初めて味わう人間関係の無重力状態と開放感

 ターミナルビルから一歩外に出ると、強烈な陽射しが、フラッシュを焚いたようにバシュッと照りつける。暑い。でも、暑さがバンコクとは少し違う。陽射しは強いけど、空気はカラッとしていて、身体にまとわりつくような暑さではない。どちらかと言えば、針で突かれたようなヒリヒリする感じの暑さだ。そして、何よりも空が広い。いまでもそうだが、ヤンゴン国際空港の正面には高い建物は全くなく、遠くまで視界が広がっている。うん、気持ちいい。
 そして、僕にはなんとも言えない達成感と充実感で身体中が満たされていた。というのも、この国に僕は誰一人として知り合いはいない。ホテルも予約していないので、待ってる人もいない。それどころか、僕はこの国のことをほとんど何も知らない。
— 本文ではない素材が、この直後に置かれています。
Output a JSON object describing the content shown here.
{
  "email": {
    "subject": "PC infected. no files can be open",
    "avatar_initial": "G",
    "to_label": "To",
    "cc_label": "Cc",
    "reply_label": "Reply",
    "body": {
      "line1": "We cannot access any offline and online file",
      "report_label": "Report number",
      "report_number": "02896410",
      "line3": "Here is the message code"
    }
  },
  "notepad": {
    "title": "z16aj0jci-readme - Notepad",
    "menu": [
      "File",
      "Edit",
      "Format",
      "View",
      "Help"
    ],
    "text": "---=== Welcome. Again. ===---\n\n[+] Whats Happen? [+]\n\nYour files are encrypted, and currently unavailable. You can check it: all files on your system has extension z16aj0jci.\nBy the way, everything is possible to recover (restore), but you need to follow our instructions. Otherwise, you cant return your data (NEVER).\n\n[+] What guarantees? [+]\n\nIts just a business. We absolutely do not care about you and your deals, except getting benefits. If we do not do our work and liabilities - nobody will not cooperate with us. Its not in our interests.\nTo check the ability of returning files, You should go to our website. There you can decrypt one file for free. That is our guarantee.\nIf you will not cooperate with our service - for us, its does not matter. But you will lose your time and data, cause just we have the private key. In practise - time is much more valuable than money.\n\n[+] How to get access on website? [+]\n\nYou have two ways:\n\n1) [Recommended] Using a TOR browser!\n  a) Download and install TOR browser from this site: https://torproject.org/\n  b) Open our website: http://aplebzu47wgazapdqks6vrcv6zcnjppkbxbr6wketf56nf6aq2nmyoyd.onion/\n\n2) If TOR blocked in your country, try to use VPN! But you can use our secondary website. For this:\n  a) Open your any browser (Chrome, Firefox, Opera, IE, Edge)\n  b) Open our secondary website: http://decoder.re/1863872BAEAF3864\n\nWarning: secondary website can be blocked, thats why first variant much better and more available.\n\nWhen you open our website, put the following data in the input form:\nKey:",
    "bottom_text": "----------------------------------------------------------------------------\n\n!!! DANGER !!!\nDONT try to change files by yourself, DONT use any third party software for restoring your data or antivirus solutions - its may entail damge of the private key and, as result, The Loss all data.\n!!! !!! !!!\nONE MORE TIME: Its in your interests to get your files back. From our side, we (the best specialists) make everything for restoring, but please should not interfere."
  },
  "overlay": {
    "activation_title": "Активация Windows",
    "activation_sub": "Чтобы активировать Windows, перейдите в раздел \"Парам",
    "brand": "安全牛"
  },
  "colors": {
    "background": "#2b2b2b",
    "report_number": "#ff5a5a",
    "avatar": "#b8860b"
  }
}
 バンコクからのアポなし日帰りふらっと一人旅。この地に降り立つことだけが目的だったといっても過言ではない。だから、もう目標は達成された。「知ってる人が誰もいないって、なんて素敵なんだ」。全然寂しくなんかない。自由だ。僕はしばし、「人間関係の無重力状態」とも言える、なんとも言えない開放感を楽しんだ。この地に立つまで、この1週間、とにかくいろんな事件があった。様々な困難を切り抜けて実現した、ミャンマー初訪問である。
 あとはバンコクに帰る飛行機が出発するまでの時間を存分に楽しむだけ。とは言え、もちろんノープランである。あえて言えば、バンコクで知人に教えてもらった巨大な黄金の仏塔(のちにシュエダゴンパゴダと知るが当時は名前すら知らなかった)を見学するくらいである。